The honey of the beecomb,
tastes not as sweet,
as your blushing kisses.
Magnificent girl,
into the curls of your hair,
will I swirl .
Girl ! Here I stand,
in your shadow,
lightened by your glimmer.
Purple majesty!
You reign over my heart,
will you care for your property?
O ! Who ever had --
in his sights -- a beauty4
such as you , to bless his eyes?
You! What spell5
have you cast over me?
I am yours.
My maiden,
how much longer will you
make me wait, to love you?
1 Herman Melville, Moby Dick; Ralph Ellison, The Invisible Man; James Baldwin, Notes of A Native Son
2 Robert A. Voeks, Sacred Leaves of Candomblé
3 Joyce Kilmer, Trees
4 Charles Baudelaire, Beauty
5 Nina Simone, I Put A Spell On You
Who birthed you --
Aphrodite6? Beauty ! --
will you consider my outstretched hand?
Chasity, for you!
For a face as fine as yours,
will chaste I keep; marry me?
Where are
beauties such as you,
made? Surely in heaven7. . .
I thought I smelled your perfume --
in a shopping center the other day --
but then , it was only a bundle of roses.

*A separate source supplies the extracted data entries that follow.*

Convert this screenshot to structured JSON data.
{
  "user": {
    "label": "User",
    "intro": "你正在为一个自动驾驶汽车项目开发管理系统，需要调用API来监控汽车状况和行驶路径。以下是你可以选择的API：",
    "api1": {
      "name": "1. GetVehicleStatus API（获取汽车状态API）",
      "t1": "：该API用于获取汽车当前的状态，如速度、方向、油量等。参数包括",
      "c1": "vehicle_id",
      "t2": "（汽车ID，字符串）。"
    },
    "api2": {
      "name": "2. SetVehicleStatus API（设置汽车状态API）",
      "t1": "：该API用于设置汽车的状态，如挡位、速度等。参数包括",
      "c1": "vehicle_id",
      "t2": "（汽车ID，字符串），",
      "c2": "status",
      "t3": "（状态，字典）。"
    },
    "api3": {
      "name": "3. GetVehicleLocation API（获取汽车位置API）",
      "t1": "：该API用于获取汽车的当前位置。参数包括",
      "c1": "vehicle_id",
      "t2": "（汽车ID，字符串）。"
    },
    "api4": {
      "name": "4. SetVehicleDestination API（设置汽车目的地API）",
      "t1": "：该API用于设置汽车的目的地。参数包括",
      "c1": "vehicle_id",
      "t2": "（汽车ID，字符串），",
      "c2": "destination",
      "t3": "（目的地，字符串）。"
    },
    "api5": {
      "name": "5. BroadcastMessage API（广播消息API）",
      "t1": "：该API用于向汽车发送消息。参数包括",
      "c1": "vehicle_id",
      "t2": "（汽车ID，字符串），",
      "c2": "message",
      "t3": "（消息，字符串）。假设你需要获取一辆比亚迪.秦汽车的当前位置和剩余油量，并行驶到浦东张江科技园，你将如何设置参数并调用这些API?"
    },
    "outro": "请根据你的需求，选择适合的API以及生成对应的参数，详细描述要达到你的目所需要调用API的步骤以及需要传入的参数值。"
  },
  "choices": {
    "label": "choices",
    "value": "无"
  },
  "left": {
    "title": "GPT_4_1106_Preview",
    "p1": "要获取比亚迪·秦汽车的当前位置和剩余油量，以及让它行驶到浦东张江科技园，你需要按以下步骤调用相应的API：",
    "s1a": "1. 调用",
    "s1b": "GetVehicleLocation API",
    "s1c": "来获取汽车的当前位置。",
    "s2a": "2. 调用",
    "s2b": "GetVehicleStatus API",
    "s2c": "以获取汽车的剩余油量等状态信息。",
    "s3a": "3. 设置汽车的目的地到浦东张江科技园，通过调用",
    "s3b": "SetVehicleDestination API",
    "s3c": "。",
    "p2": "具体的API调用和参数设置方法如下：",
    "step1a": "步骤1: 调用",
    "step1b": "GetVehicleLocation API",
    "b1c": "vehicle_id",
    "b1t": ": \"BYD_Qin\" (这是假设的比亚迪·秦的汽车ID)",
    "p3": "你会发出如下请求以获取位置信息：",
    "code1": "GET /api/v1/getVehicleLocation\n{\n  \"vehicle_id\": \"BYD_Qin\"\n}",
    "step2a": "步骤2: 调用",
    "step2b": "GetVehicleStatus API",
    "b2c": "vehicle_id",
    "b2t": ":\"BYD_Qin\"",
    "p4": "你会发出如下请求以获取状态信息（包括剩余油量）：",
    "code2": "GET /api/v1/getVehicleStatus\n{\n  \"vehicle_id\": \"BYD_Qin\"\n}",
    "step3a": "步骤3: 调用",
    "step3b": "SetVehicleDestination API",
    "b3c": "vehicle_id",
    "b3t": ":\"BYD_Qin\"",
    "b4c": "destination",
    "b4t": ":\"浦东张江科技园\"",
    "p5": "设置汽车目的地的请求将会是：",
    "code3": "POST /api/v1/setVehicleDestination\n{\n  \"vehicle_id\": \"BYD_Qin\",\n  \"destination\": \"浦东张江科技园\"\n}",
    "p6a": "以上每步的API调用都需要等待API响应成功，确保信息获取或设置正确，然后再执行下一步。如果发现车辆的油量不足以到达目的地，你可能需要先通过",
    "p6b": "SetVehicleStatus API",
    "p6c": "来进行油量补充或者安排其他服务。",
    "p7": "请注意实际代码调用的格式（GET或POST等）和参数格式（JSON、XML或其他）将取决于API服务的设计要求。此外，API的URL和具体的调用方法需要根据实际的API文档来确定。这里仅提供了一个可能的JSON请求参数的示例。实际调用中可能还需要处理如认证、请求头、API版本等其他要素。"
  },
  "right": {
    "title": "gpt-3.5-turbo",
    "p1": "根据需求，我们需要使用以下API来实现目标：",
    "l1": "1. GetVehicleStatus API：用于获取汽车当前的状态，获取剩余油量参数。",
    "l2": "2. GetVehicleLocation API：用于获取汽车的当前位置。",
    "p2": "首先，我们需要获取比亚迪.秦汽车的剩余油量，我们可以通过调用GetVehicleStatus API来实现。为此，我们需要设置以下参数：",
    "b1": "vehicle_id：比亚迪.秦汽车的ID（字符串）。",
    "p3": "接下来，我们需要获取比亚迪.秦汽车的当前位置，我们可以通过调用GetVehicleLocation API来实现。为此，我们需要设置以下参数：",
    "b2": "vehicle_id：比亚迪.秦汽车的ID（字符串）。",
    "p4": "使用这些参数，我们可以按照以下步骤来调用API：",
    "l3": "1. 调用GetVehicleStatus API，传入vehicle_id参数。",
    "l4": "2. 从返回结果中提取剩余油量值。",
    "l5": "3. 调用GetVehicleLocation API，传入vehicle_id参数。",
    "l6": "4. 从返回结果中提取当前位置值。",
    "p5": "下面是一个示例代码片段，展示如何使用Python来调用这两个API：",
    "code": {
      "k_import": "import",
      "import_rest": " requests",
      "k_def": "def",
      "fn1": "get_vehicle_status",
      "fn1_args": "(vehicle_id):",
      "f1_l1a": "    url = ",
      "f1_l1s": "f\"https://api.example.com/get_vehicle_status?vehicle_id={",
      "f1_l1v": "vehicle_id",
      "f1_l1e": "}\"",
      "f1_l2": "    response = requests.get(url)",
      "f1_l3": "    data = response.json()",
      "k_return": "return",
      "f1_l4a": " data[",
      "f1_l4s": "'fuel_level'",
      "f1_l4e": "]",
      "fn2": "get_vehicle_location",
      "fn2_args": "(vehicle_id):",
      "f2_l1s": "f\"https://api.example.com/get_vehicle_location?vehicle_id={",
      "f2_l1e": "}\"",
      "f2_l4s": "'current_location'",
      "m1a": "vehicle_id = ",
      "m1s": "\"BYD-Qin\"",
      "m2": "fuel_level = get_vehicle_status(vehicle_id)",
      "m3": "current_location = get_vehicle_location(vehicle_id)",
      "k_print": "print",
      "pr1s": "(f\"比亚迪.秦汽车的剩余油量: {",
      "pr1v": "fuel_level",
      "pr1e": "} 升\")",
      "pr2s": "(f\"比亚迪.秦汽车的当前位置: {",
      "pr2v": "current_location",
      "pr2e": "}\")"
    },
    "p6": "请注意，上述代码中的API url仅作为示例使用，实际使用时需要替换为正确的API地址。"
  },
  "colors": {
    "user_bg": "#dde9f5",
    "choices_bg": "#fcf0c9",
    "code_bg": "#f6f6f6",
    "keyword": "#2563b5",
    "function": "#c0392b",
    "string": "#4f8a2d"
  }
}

Will your delicate hands --
fit into this diamond ring --
that belonged to my grandmother?
My heart flails its
vulnerable side to you --
will you reject it?
Be with me!
Be with me forever!
I offer my soul to you --
do you accept?
Oh good. That trite love poetry,
will have successfully disguised
this urgent plea for help . . .
By the time you are reading this,
it may well be too late for me!
6 Sandro Botticelli, The Birth of Venus
7 Langston Hughes, Heaven
If you're reading this --
that means that my letter made it out; I risked everything to get this
outside; I only pray my captors
don't find it first . . .
Here's the story -- I'm being held
against my will -- on a farm -- somewhere
in Vermont. I can't remember where.
This place is a living hell --
I'm gnashing my teeth just
thinking about it. Every night, they
torture me -- and they really enjoy it, the
sickos. They get off on it -- they even
recorded it, one time! They said they'll
play it back for me later . . . and that I'll
eventually grow to like it, just like they do.
I can't think about my pride, right now,
or about how much I've suffered
under this roof . . . If you want the truth
I almost wish I were dead. They've made
my life such a living hell -- it's gruesome.
A few hours ago, they took my friends. I
don't know where they took them -- or
what happened to them -- I only know, that whatever happened to them . . .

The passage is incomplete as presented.